HOUSTON — While Major League Baseball issued a statement on Wednesday declaring “the matter closed” with regard to its investigation into an unauthorized individual with ties to the Astros who took pictures of the Red Sox dugout from the first base photo pit at Fenway Park, the feelings on the matter seem far from settled. Red Sox president of baseball operations Dave Dombrowski expressed annoyance with MLB’s resolution and more particularly with the Astros’ reaction to it.
MLB concluded that the individual wasn’t stealing signs from the Red Sox, and that he was monitoring the Red Sox before his removal by Fenway Park security in the third inning of Saturday’s Game 1 of the ALCS to ensure that Boston wasn’t using technology to gain a competitive advantage. Astros general manager Jeff Luhnow said that Houston scrutinizes other teams in their home parks as a standard operating procedure.
“We were playing defense; we were not playing offense. We wanted to assure a level playing field,” Luhnow said. “When we go into an opposing ballpark, we tend to look around and make sure that we don’t see any suspicious activity.
“We’ve been doing that as a matter of course for a while. Every once in a while . . . we reported it to MLB and we looked into it ourselves on certain cases and certain instances. We feel like it’s a value-added thing for us to do. That being said, MLB would prefer that we don’t look into it ourselves, that if we see something suspicious we relay it to them. And we’re going to abide by that going forward.”
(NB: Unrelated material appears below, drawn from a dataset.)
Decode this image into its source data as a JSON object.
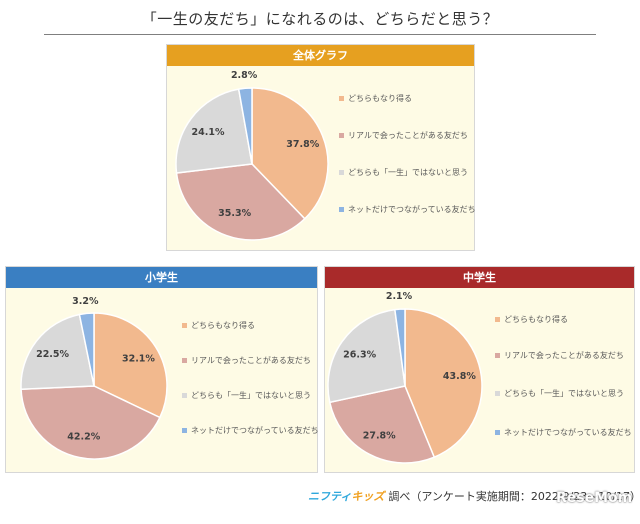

Luhnow said the Astros had no specific concern about the Red Sox or Fenway Park.
“Everything was fine as far as we could tell,” he said. “[There was] no particular concern at Fenway Park. It’s the ALCS, so these games matter a lot.”
Even with that disclaimer by Luhnow, Dombrowski took issue with both the Astros’ implication that they had been unaware they were doing anything wrong prior to MLB’s investigation and with Luhnow’s claim that the Astros felt compelled to track the behavior of other teams.
As such, when asked if he was satisfied with the resolution of MLB’s investigation, Dombrowski expressed mixed feelings.
“Yes, I do not think that person in the camera well was stealing signs, so I understand that was resolved. No, in the sense that, first of all, there was a violation. A person was in a credential box that shouldn’t have been there. He wasn’t supposed to be there,” said Dombrowski. “Secondly, I don’t like the implication that the Boston Red Sox were doing anything illegal. And so, I don’t think that the issue is actually closed for Major League Baseball from what I’ve been advised from the Commissioner’s Office. So there’s a lot more steps that are attached to this. So yes, I think it’s partially closed, but I don’t think it’s all the way closed.”
Dombrowski, who noted that the Red Sox were fined by MLB in 2017 for the illegal use of a Fitbit in the dugout as part of a sign-stealing operation, said that even if the Astros were merely trying to play defense, they were engaging in behavior that already had been clearly defined as unacceptable.
“That person was told in the other series against Cleveland that he should not be in there, and yet he went back in there . . . The person is not an employee of the Houston Astros. That person was not supposed to be a credentialed person in that box. I know that for a fact. It’s a bad thing to put it upon our lap for me,” said Dombrowski. “So to me, when they say they’re doing this to protect themselves, they’re also not listening to authorities from above. I again don’t like the implication that we’re doing anything wrong.
“[The Astros] can do whatever they would like. It’s not my job to run their organization. But I don’t like the implication that we were doing something wrong.”
According to an industry source, the investigation into the specific behavior of the individual at Fenway Park was indeed closed from a fact-finding standpoint. But the Commissioner’s Office still could punish the Astros for the inappropriate use of video equipment. Such a determination, however, likely wouldn’t come before the offseason.
While any punishment remains uncertain, there is no doubt that the subject of teams’ use of technology for inappropriate purposes — whether sign-stealing, swiping scouting reports, or other applications — will be a topic of conversation at the GM meetings and in the Commissioner’s Office this winter.
At this point, the topic is unavoidable. The explosion of available video feeds in the ballpark under current replay rules has fueled what numerous evaluators describe as a culture of paranoia about the practices of teams.
That culture, in turn, has forced teams to engage in countermeasures, including ever more complicated — and deliberate — signals between pitchers and catchers as well as the coaches and the field, something that can impact both the pace and quality of play. At the same time, national conversations about whether teams are engaged in inappropriate behavior are distracting from conversations about the playoff competition for the second straight year.
“There’s some unintended consequences that come with the advancement of technology. And I certainly think it’s a league-wide conversation that needs to happen in time,” said Astros manager A.J. Hinch. “I mean, it’s happening right now during a really important series and I just think it’s bigger than us.
“It’s bigger than any team. It’s bigger than any series. It needs to be corralled because of the state of the concern over it . . . When teams are curious about us or we’re curious about other teams, it’s largely a distraction away from the best part of the game, which is on the field with the players.”